3. ANALOGUE APPROACH JUSTIFICATION
It may be concluded that both the registered substance (target) and the source molecules can be regarded as close structural analogues having both similar physical chemical and toxicological properties. It follows that where endpoints for the registered substance may not have experimental evidence, particularly those involving animal studies, that these can be addressed by read across grouping using an analogue approach. It is therefore proposed that, after careful assessment, experimental data from the source molecules may be used as surrogate evidence for read across to the registered substance. Please refer to attached document for information on the data available to support the read-across.

4. DATA MATRIX
Please refer to attached document
Reason / purpose for cross-reference:
read-across source
Key result
Reading:
1st reading
Hours after challenge:
24
Group:
test chemical
Dose level:
2.5%
No. with + reactions:
0
Total no. in group:
20
Key result
Reading:
2nd reading
Hours after challenge:
48
Group:
test chemical
Dose level:
2.5%
No. with + reactions:
0
Total no. in group:
20
Key result
Reading:
1st reading
Hours after challenge:
24
Group:
negative control
Dose level:
2.5%
No. with + reactions:
0
Total no. in group:
10
Key result
Reading:
2nd reading
Hours after challenge:
48
Group:
negative control
Dose level:
2.5%
No. with + reactions:
0
Total no. in group:
10
Group:
positive control
Remarks on result:
not measured/tested
Endpoint conclusion
Endpoint conclusion:
no adverse effect observed (not sensitising)
Additional information:

No studies are available which investigate the skin sensitising potential of Reaction mass of N,N-dimethyldodecanamide and N,N-dimethyltetradecanamide. Data are available from an analogue.

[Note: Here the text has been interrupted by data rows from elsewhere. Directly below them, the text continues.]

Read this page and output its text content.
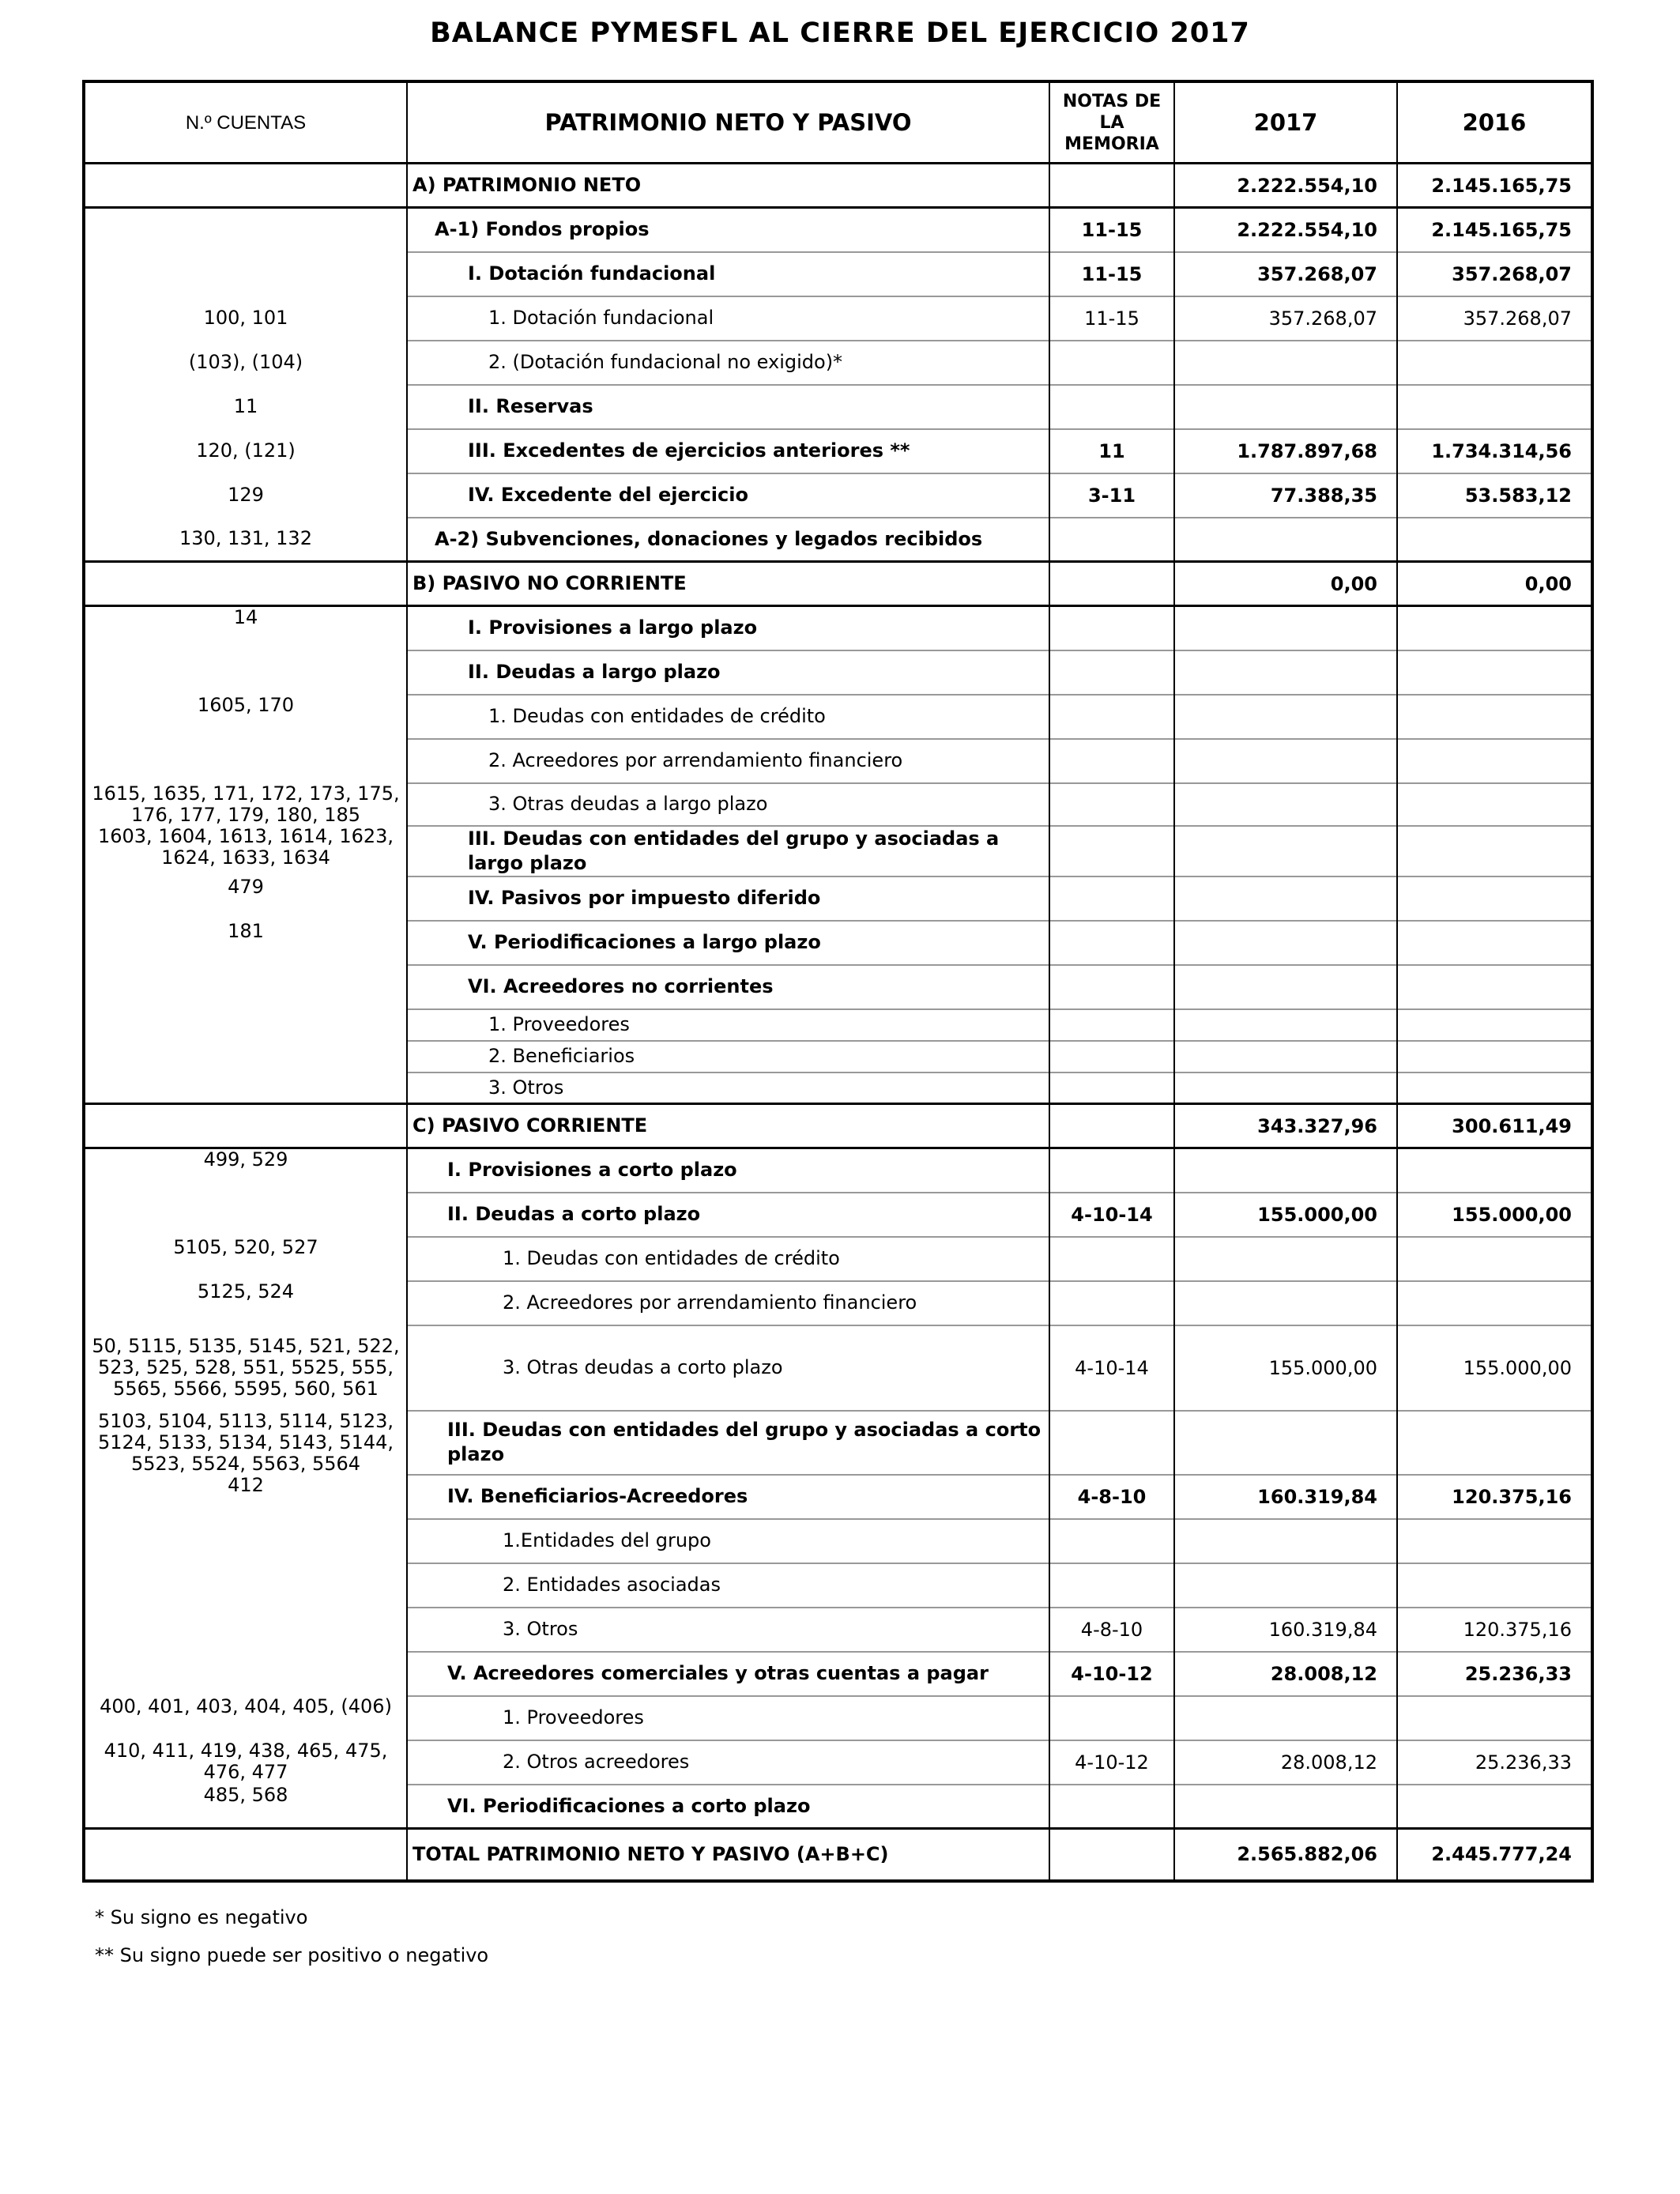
BALANCE PYMESFL AL CIERRE DEL EJERCICIO 2017
N.º CUENTAS	PATRIMONIO NETO Y PASIVO	NOTAS DE LA MEMORIA	2017	2016

	A) PATRIMONIO NETO		2.222.554,10	2.145.165,75

	A-1) Fondos propios	11-15	2.222.554,10	2.145.165,75

	I. Dotación fundacional	11-15	357.268,07	357.268,07

100, 101	1. Dotación fundacional	11-15	357.268,07	357.268,07

(103), (104)	2. (Dotación fundacional no exigido)*			

11	II. Reservas			

120, (121)	III. Excedentes de ejercicios anteriores **	11	1.787.897,68	1.734.314,56

129	IV. Excedente del ejercicio	3-11	77.388,35	53.583,12

130, 131, 132	A-2) Subvenciones, donaciones y legados recibidos			

	B) PASIVO NO CORRIENTE		0,00	0,00

14	I. Provisiones a largo plazo			

	II. Deudas a largo plazo			

1605, 170	1. Deudas con entidades de crédito			

	2. Acreedores por arrendamiento financiero			

1615, 1635, 171, 172, 173, 175, 176, 177, 179, 180, 185	3. Otras deudas a largo plazo			

1603, 1604, 1613, 1614, 1623, 1624, 1633, 1634	III. Deudas con entidades del grupo y asociadas a largo plazo			

479	IV. Pasivos por impuesto diferido			

181	V. Periodificaciones a largo plazo			

	VI. Acreedores no corrientes			

	1. Proveedores			

	2. Beneficiarios			

	3. Otros			

	C) PASIVO CORRIENTE		343.327,96	300.611,49

499, 529	I. Provisiones a corto plazo			

	II. Deudas a corto plazo	4-10-14	155.000,00	155.000,00

5105, 520, 527	1. Deudas con entidades de crédito			

5125, 524	2. Acreedores por arrendamiento financiero			

50, 5115, 5135, 5145, 521, 522, 523, 525, 528, 551, 5525, 555, 5565, 5566, 5595, 560, 561	3. Otras deudas a corto plazo	4-10-14	155.000,00	155.000,00

5103, 5104, 5113, 5114, 5123, 5124, 5133, 5134, 5143, 5144, 5523, 5524, 5563, 5564	III. Deudas con entidades del grupo y asociadas a corto plazo			

412	IV. Beneficiarios-Acreedores	4-8-10	160.319,84	120.375,16

	1.Entidades del grupo			

	2. Entidades asociadas			

	3. Otros	4-8-10	160.319,84	120.375,16

	V. Acreedores comerciales y otras cuentas a pagar	4-10-12	28.008,12	25.236,33

400, 401, 403, 404, 405, (406)	1. Proveedores			

410, 411, 419, 438, 465, 475, 476, 477	2. Otros acreedores	4-10-12	28.008,12	25.236,33

485, 568	VI. Periodificaciones a corto plazo			

	TOTAL PATRIMONIO NETO Y PASIVO (A+B+C)		2.565.882,06	2.445.777,24
* Su signo es negativo
** Su signo puede ser positivo o negativo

A test with a mixture of N,N-dimethyldecanamide and N,N-dimethyloctanamide (with traces of N,N-dimethyldodecanamide and N,N-dimethylhexanamide) for skin sensitisation was done using an adaptation of the method of Ritz and Buehler* (Stepan 1990, J.J Kreuzmann).The test substance was used as 5% w/v formulation in 80% ethanol/20% distilled water for induction and as 2.5% formulation in acetone for challenge and epicutanueous occlusive applied to 20 guinea pig. There were no grades of 1 produced in the test or control animals. The incidence of grade + responses in the test group (14 of 20) was compared to that of the naive control group (7 of 10). The incidence and severity of these responses in the test group were essentially comparable to those produced by the naive control group indicating that sensitization had not been induced. Therefore the mixture was classified as not sensitising.

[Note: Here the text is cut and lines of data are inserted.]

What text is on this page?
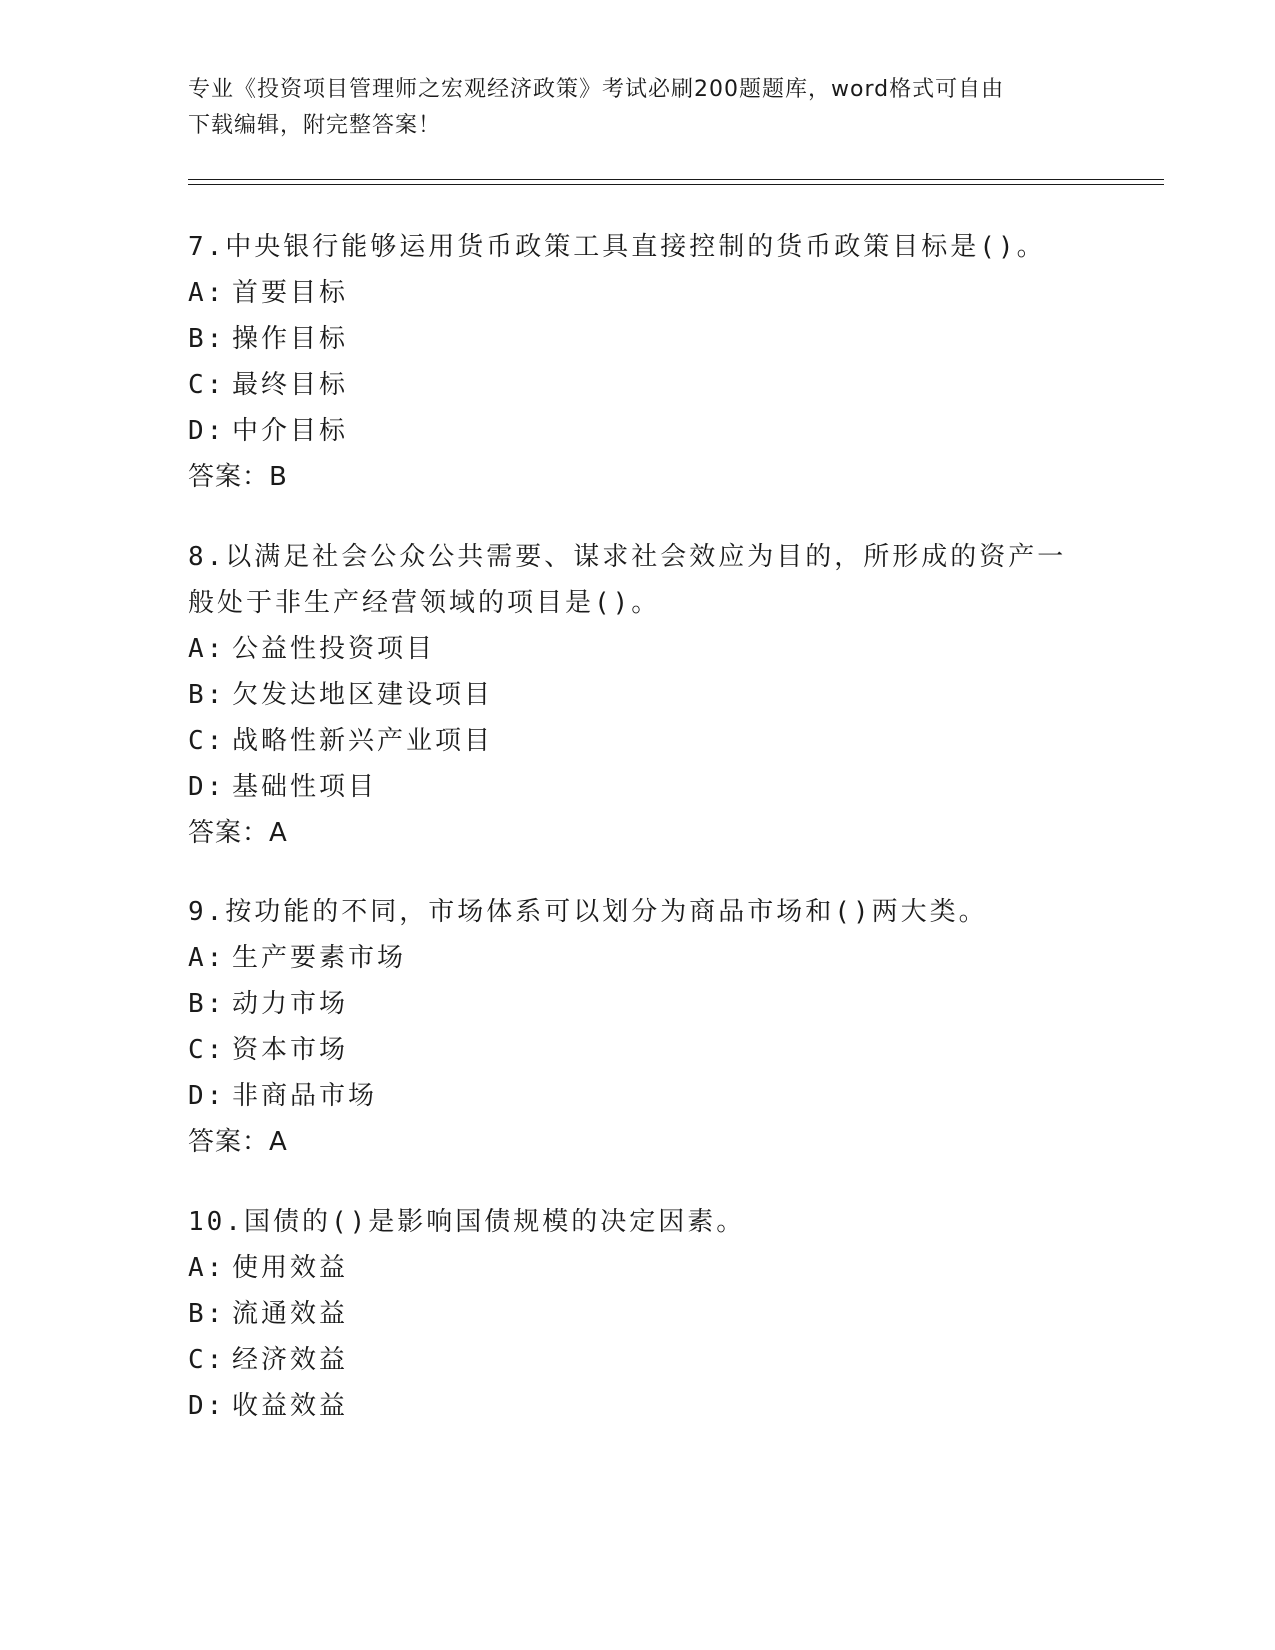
专业《投资项目管理师之宏观经济政策》考试必刷200题题库，word格式可自由
下载编辑，附完整答案！
7.中央银行能够运用货币政策工具直接控制的货币政策目标是()。
A: 首要目标
B: 操作目标
C: 最终目标
D: 中介目标
答案：B
8.以满足社会公众公共需要、谋求社会效应为目的，所形成的资产一
般处于非生产经营领域的项目是()。
A: 公益性投资项目
B: 欠发达地区建设项目
C: 战略性新兴产业项目
D: 基础性项目
答案：A
9.按功能的不同，市场体系可以划分为商品市场和()两大类。
A: 生产要素市场
B: 动力市场
C: 资本市场
D: 非商品市场
答案：A
10.国债的()是影响国债规模的决定因素。
A: 使用效益
B: 流通效益
C: 经济效益
D: 收益效益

The results of this study are read across to the registered substance, Reaction mass of N,N-dimethyldodecanamide and N,N-dimethyltetradecanamide.

* Study according to Buehler protocol which satisfies the criteria of toxic control act (40 CFR) and the OECD Guideline, GLP.

Respiratory sensitisation

Endpoint conclusion
Endpoint conclusion:
no study available

Justification for classification or non-classification

Skin sensitisation:

Skin sensitisation was not observed in a skin sensitisation guinea pig study (buehler protocol; mixture of dimethylamides): The scores obtained from the study led to no classification for skin sensitisation according to GHS (Regulation (EU) 1272/2008). It may be predicted from this that (analogue read-across) the registered substance,

Reaction mass of N,N-dimethyldodecanamide and N,N-dimethyltetradecanamide, would share a similar toxicity profile and would also not be predicted to be a skin sensitiser.

Respiratory sensitisation:

There are no data available to classify Reaction mass of N,N-dimethyldodecanamide and N,N-dimethyltetradecanamide as a sensitizer to respiratory system.